I'm having a similar problem: youtube-dl don't download just requested subtitles. Take a look at this example running:
$ youtube-dl --verbose --sub-lang "en,es" http://www.ted.com/talks/lang/es/john_hodgman_s_brief_digression[debug] System config: []
[debug] User config: []
[debug] Command-line args: [u'--restrict-filenames', u'--retries', u'50', u'--continue', u'--verbose', u'--sub-lang', u'en,es', u'http://www.ted.com/talks/lang/es/john_hodgman_s_brief_digression']
[debug] Encodings: locale UTF-8, fs UTF-8, out UTF-8, pref UTF-8
[debug] youtube-dl version 2015.08.09
[debug] Git HEAD: 9f3da13
[debug] Python version 2.7.6 - Linux-3.13.0-57-generic-x86_64-with-Ubuntu-14.04-trusty
[debug] exe versions: avconv 9.18-6, avprobe 9.18-6
[debug] Proxy map: {}
[ted] john_hodgman_s_brief_digression: Downloading webpage
[ted] john_hodgman_s_brief_digression: Extracting information
[ted] john_hodgman_s_brief_digression: Downloading m3u8 information
WARNING: Your copy of avconv is outdated and unable to properly mux separate video and audio files, youtube-dl will download single file media. Update avconv to version 10-0 or newer to fix this.
[debug] Invoking downloader on u'http://download.ted.com/talks/JohnHodgman_2008-480p.mp4?apikey=489b859150fc58263f17110eeb44ed5fba4a3b22'
[download] Resuming download at byte 1865239
[download] Destination: John_Hodgman_-_Una_breve_digresi_n_sobre_asuntos_del_tiempo_perdido-374.mp4
[download] 2.9% of 110.46MiB at 98.36KiB/s ETA 18:36^C
ERROR: Interrupted by user
$
But if I list the subtitles, they appear:
$ youtube-dl --verbose --list-subs http://www.ted.com/talks/lang/es/john_hodgman_s_brief_digression
[debug] System config: []
[debug] User config: []
[debug] Command-line args: [u'--restrict-filenames', u'--retries', u'50', u'--continue', u'--verbose', u'--list-subs', u'http://www.ted.com/talks/lang/es/john_hodgman_s_brief_digression']
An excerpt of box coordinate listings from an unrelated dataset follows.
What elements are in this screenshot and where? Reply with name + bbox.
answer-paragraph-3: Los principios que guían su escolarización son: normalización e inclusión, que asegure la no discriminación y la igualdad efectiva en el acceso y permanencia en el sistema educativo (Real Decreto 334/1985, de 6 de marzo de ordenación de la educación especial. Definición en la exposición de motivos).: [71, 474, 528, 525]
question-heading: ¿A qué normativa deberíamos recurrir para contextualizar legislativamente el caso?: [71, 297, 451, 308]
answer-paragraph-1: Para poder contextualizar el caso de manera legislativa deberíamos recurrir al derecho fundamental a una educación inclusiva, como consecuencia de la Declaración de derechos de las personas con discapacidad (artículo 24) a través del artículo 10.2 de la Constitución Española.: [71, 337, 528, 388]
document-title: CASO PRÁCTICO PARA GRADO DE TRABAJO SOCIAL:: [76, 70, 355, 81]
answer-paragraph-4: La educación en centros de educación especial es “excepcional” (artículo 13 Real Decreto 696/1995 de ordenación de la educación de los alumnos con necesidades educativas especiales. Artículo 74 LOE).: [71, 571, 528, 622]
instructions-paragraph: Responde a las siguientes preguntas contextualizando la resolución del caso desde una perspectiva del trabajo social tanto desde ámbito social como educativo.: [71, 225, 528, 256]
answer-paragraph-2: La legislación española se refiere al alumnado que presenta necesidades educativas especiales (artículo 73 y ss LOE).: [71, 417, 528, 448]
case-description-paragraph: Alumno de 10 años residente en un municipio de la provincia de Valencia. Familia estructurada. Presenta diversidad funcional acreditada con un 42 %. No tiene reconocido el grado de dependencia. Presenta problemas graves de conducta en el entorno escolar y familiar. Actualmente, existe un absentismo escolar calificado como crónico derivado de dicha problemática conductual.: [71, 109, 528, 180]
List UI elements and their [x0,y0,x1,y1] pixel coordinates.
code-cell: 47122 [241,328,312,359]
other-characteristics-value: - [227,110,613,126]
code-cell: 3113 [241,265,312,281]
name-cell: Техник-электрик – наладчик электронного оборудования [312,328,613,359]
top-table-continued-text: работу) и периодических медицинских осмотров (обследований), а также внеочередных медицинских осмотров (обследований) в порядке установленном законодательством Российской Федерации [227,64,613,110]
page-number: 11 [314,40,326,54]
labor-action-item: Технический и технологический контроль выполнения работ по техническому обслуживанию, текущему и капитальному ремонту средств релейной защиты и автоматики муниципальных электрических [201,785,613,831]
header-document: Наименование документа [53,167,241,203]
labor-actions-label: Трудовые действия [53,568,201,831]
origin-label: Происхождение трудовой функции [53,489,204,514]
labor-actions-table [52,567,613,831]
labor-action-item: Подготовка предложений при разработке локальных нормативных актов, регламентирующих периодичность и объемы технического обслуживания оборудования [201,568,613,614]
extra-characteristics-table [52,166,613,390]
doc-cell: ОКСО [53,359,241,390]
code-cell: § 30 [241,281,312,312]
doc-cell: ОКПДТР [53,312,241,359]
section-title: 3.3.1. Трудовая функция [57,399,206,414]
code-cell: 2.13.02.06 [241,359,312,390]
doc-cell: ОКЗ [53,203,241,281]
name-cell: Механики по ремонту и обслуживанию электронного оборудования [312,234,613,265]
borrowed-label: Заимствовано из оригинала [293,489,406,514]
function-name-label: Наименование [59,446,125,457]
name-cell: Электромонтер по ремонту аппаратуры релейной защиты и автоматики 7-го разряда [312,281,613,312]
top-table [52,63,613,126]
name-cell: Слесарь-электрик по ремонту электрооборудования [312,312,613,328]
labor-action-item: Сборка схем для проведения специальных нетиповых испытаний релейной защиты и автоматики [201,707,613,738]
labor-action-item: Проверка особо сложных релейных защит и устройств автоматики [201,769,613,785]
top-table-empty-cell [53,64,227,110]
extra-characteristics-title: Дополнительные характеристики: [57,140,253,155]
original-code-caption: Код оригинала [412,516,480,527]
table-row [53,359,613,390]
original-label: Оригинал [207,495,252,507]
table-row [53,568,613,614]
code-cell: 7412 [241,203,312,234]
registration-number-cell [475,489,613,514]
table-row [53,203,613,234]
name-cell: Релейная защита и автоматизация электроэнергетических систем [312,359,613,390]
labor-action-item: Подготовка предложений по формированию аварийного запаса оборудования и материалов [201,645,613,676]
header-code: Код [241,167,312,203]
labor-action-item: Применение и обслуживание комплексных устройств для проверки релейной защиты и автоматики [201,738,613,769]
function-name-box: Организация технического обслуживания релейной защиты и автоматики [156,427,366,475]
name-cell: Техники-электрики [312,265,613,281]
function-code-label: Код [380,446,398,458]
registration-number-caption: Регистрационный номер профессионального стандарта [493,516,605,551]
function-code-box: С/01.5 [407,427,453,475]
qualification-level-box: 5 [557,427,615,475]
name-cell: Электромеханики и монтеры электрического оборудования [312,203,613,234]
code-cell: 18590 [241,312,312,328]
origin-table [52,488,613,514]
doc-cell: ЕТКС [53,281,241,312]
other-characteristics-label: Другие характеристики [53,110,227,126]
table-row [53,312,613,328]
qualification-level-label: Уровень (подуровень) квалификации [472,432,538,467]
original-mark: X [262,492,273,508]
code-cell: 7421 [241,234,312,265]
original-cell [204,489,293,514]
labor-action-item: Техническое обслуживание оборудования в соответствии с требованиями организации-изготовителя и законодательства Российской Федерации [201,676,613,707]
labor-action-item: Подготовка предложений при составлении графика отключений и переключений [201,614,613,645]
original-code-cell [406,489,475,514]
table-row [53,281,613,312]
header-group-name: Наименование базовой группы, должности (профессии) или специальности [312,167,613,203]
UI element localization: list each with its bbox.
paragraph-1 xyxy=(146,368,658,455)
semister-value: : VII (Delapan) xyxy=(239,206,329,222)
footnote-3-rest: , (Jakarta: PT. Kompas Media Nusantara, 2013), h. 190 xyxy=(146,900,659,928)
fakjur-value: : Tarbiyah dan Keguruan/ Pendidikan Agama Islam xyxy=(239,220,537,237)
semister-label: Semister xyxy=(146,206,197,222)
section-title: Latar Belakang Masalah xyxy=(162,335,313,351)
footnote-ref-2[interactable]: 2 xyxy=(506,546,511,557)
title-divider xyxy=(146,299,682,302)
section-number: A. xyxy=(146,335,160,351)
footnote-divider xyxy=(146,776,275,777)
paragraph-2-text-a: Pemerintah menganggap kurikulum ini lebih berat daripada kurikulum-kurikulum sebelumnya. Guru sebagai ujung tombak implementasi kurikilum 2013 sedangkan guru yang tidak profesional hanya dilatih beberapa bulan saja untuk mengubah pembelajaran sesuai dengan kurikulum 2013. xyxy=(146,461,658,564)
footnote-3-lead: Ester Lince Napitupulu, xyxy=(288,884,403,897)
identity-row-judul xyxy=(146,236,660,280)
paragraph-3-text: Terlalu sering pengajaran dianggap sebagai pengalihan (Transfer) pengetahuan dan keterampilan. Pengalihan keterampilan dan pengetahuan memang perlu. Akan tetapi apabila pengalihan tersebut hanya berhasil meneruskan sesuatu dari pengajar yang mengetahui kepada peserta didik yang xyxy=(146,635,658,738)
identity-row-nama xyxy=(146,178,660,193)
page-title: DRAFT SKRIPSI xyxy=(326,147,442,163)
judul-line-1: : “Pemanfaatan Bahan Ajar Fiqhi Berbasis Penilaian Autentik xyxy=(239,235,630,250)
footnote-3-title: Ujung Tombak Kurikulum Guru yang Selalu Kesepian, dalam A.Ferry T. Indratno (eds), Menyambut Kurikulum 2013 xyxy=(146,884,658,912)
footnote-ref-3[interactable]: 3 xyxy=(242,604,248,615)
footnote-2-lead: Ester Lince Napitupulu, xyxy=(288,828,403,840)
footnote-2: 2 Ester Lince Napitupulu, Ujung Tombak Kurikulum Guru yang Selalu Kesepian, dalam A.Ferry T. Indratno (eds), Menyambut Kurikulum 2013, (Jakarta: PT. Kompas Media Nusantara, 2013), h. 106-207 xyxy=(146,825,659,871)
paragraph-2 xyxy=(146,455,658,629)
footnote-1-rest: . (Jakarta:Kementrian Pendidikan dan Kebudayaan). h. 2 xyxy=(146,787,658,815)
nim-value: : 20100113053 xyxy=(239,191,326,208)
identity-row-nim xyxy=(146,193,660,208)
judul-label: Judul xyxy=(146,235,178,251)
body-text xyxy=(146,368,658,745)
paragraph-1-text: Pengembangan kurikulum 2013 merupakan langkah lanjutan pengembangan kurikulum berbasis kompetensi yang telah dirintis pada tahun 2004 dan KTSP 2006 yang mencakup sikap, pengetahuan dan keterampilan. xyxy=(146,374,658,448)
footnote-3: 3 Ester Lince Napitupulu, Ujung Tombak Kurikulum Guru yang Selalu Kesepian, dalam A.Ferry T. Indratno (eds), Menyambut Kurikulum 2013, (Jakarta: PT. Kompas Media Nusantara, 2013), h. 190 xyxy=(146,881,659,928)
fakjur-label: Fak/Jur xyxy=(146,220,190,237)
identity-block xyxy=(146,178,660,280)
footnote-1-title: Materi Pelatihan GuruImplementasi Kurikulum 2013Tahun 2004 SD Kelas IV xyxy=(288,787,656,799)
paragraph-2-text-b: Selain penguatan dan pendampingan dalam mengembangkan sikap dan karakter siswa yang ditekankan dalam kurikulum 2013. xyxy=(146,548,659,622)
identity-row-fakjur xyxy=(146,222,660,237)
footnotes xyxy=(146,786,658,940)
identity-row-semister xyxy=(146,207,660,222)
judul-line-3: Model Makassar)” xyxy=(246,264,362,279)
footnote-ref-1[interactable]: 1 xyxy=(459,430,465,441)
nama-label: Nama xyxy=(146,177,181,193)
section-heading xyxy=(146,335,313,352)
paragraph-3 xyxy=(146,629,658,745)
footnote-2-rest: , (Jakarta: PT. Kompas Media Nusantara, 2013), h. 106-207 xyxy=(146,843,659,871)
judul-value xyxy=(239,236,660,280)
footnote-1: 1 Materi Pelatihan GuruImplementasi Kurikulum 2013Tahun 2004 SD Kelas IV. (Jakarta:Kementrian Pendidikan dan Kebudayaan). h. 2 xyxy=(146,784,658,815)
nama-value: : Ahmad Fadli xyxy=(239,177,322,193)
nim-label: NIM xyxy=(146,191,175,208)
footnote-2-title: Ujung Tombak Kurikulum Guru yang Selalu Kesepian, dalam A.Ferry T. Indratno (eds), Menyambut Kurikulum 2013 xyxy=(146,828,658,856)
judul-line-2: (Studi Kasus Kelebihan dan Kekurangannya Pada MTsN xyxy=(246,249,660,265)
[debug] Encodings: locale UTF-8, fs UTF-8, out UTF-8, pref UTF-8
[debug] youtube-dl version 2015.08.09
[debug] Git HEAD: 9f3da13
[debug] Python version 2.7.6 - Linux-3.13.0-57-generic-x86_64-with-Ubuntu-14.04-trusty
[debug] exe versions: avconv 9.18-6, avprobe 9.18-6
[debug] Proxy map: {}
[ted] john_hodgman_s_brief_digression: Downloading webpage
[ted] john_hodgman_s_brief_digression: Extracting information
[ted] john_hodgman_s_brief_digression: Downloading m3u8 information
Available subtitles for 374:
Language formats
el srt, ted
en srt, ted
it srt, ted
ar srt, ted
pt-br srt, ted
cs srt, ted
es srt, ted
ru srt, ted
nl srt, ted
pt srt, ted
zh-tw srt, ted
tr srt, ted
zh-cn srt, ted
ro srt, ted
pl srt, ted
fr srt, ted
bg srt, ted
hr srt, ted
de srt, ted
hu srt, ted
ja srt, ted
he srt, ted
sr srt, ted
ko srt, ted
sv srt, ted
$
Thanks!
You need --write-sub
in addition to --sub-lang
. --sub-lang
just selects the ones to download. --all-subs
doesn't need --write-sub
.
@wiiaboo thanks a lot! It worked! I think it shouldn't be necessary to add that option, it doesn't make sense for me :)
There's another way to associate the language names with the codes by reading the page language selection. Example:
languages = {k: v for (v, k) in re.findall(r';([a-z]{2}[A-Z]{2})[^ ]+ data-language="([^"]+)', webpage)}
Is there any way for _get_subtitles or _extract_subtitles to know which languages were requested?
Problem
Using --sub-lang to request one or two subtitles from Crunchyroll doesn't just extract the requested subtitles, but instead extracts all of them, leading to big delays before starting the stream, whether you use
--all-subs
or just--sub-lang enUS
. In the case of sites where the subs just point to a certain URL, the extraction seems faster, so it's probably more of a problem for sites like Crunchyroll where you extract the full subtitles.Solution 1
At least for sites like Crunchyroll, just extract the requested languages.
Solution 2
Add an option that just extracts the requested languages?
I should probably also mention that this is mostly useful when you want to stream the resulting URL, like through mpv. When you're just using youtube-dl directly to download the video the time extracting the subs is probably not an issue either.